Após um letreiro que caracteriza o filme como "uma homenagem a todos que um dia precisaram deixar sua terra", Gaijin começa com um dia amanhecendo em São Paulo, ao som da sirene de uma fábrica, em 1980. Seguem-se imagens de trânsito e de trabalho acompanhadas por uma cacofonia em que se misturam uma batucada, sons de rádio, fragmentos de conversas, buzinas e arranques de motores. A sequência termina na Liberdade, bairro paulistano de forte presença de japoneses e seus descendentes. Uma das acepções da palavra "liberdade", do subtítulo do filme, alude a esse espaço.

Da São Paulo de 1980, o filme recua ao Japão de 1908, no ambiente empobrecido do período logo após a guerra contra a Rússia. Um cartaz exposto na rua anuncia que o Brasil precisa de imigrantes. As cenas que se seguem apresentam Titoe (interpretada pela atriz japonesa Kyoko Tsukamoto) despedindo-se de familiares e partindo para o Brasil, ao lado do irmão e do marido. O hino nacional japonês, cantado por um coro, e seu relato em voz over acentuam a dramaticidade da interpretação. A história é, em sua maior parte, narrada do ponto de vista dessa personagem.

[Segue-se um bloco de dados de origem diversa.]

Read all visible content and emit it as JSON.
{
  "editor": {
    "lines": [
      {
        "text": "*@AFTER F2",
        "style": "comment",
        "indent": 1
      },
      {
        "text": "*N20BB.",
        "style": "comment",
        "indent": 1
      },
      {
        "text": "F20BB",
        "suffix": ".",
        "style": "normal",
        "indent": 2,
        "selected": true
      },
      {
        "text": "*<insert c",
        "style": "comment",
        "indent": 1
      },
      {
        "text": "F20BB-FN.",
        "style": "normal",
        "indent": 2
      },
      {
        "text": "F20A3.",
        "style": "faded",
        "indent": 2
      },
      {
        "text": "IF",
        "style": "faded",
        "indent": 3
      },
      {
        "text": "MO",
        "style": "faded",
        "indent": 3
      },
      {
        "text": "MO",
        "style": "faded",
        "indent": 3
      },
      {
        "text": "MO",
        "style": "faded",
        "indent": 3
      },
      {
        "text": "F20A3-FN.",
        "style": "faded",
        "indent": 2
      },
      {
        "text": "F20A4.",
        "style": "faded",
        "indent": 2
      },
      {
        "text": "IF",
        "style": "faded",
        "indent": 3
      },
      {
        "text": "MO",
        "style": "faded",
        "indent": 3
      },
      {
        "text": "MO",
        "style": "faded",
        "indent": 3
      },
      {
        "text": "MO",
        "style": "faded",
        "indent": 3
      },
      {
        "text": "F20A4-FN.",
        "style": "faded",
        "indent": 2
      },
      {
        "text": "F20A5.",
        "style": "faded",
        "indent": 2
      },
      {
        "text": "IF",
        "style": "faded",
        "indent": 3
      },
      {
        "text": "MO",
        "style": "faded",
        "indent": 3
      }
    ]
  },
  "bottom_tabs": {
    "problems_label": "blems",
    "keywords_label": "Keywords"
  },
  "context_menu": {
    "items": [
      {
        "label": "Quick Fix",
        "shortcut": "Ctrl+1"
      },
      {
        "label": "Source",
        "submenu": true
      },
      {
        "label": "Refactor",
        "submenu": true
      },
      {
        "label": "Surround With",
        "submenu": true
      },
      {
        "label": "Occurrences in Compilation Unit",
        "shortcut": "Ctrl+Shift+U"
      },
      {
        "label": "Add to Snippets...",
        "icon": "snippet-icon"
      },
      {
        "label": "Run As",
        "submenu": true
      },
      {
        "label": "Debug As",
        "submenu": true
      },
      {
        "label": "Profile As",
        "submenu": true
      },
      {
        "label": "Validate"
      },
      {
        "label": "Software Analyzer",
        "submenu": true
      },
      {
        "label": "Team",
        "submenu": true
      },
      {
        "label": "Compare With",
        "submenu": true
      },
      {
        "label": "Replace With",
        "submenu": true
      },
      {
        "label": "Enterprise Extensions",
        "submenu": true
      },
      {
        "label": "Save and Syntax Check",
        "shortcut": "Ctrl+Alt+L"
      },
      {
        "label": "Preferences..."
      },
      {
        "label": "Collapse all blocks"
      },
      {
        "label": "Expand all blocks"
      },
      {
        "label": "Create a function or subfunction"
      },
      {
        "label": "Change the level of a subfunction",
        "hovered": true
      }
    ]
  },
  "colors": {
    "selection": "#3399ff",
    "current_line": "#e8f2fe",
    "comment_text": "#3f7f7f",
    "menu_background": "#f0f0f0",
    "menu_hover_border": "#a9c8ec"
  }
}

Os créditos iniciais são apresentados sobre planos da chegada do navio ao porto e do desembarque do grupo de imigrantes em solo brasileiro. Essas cenas, com o cuidado da direção de arte na reconstituição de época e a mobilização de grande número de figurantes, reafirmam a produção diferenciada. A sequência seguinte é ambientada na Bolsa Oficial do Café, em Santos, onde fazendeiros analisam a crise e apontam a necessidade de trocar a mão de obra europeia pela asiática, por considerarem os japoneses "disciplinados e trabalhadores", diferentemente dos italianos e espanhóis, tidos como agitadores. Anuncia-se, assim, a situação adversa que os japoneses enfrentarão, em termos de relação de trabalho, e já colocados em oposição a outros imigrantes.

Os personagens pertencem a classes sociais definidas – de um lado, estão as figuras de autoridade (o político, o fazendeiro exportador, o contador); de outro, os trabalhadores. Estes compõem três grupos – os imigrantes japoneses, os europeus e os brasileiros – que convivem na Fazenda Santa Rosa e se posicionam de forma diferente em relação às autoridades locais.
Os japoneses lamentam as condições de trabalho, mas tentam se adaptar. Europeus e brasileiros representam o contraponto: o italiano Enrico (Gianfrancesco Guarnieri (1934-2006) se destaca pelo engajamento e pela liderança na luta em defesa dos direitos dos trabalhadores da fazenda, questionando regras injustas e incitando a greve. Julgado subversivo, é deportado.

A produção do filme data do início do período de abertura política no Brasil, época em que o movimento operário encontra-se em ascensão, com força de mobilização para greves e reivindicações da classe. A historiadora Maria Ligia Coelho Prado comenta que "nesse contexto, Gaijin era um filme didático, um filme de combate. A narrativa indireta e segura pretendia provar uma tese, a necessidade da liberdade diante da opressão"1, o que apresenta uma outra acepção do subtítulo "caminhos da liberdade".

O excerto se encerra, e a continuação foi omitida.